I'm wondering about the order of events editors go through when acquiring a picture book manuscript. Do they talk to illustrators before they acquire the text?Very occasionally.
Is identifying possible illustrators part of the acquisitions package they present to the powers that be, or does all of that come after the manuscript is acquired?Sometimes.
What do editors think about as they try to make a good match between the text and pictures?Audience, first. This might be a consideration along the lines of 'this manuscript is going to appeal to baby shower gift-givers, so the art had better be soft and sweet' or 'nobody knows who this author is, so let's get someone with a name to illustrate.'
Then you think about the stand-out qualities of the manuscript and try to find good visual translations for them. Some texts have a lot of leeway in the way they're interpreted by the artist--they could be a match for a number of different art styles. But a historical topic probably won't be a good match for a very modern artist. A book about watching the incremental changes in nature will support lovely but static art, whereas a book about dance asks for art that is dynamic and has a sense of drama. As many different kinds of manuscripts as there are, there are that many different ways for art to partner text.
Do they consult with the art director?Depends on the editor and the house.
How do they approach illustrators? Do they show them the manuscript and ask for an few sketches before committing?Mostly we just show them the manuscript. We can tell from the artist's online portfolio that they could do a fine job. If we happen not to be sure, we may ask artists for a sample piece, for a small fee.
It seems like an exciting, yet really difficult process to come up with the perfect combination. But maybe that is why you guys are the editors, and why the writer, in general, should just stay out of the way.Without putting too fine a point on it, yeah. If you go to a publishing house that does its design work well, then you're going to people who have more experience than you do in determining what the strongest parts of your manuscript are, how to articulate those qualities, and how to find the artists who will make those qualities stronger still--who will make the book shine.

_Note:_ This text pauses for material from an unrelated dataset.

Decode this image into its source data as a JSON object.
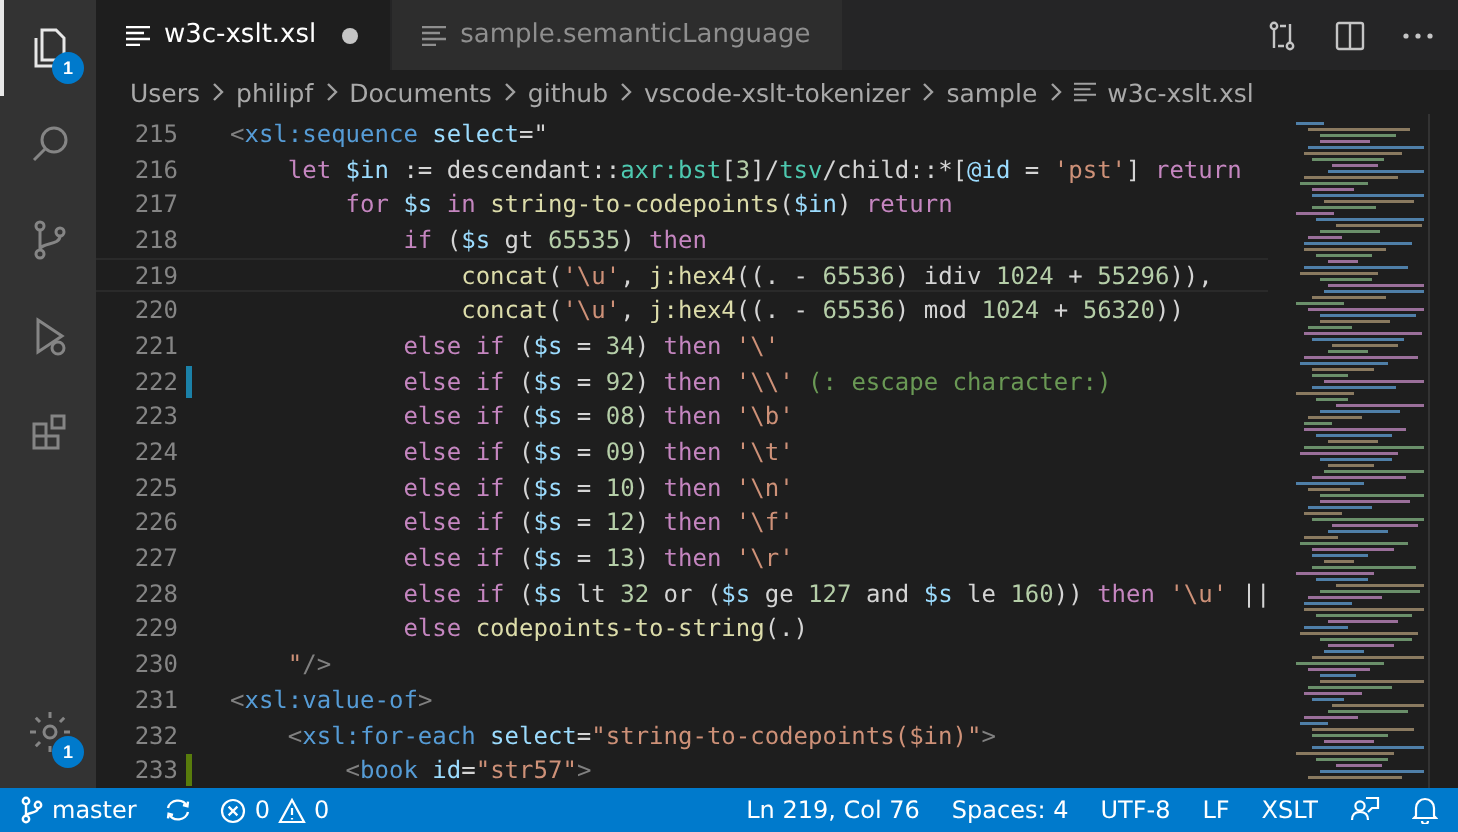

This is an understanding lacking in the many people who send us manuscripts illustrated by themselves or their close friends or neighbors. Some people in possession of an uncut diamond would take it to a jeweler, and some would take it to the first person they can think of who owns a hammer.
These are people who think that art is no more than the clothes a story wears, and since they happen to have the literary equivalent of a supermodel on their hands, this book will look good in anything, even if the illustration they can manage is the artistic equivalent of a shag carpet muumuu.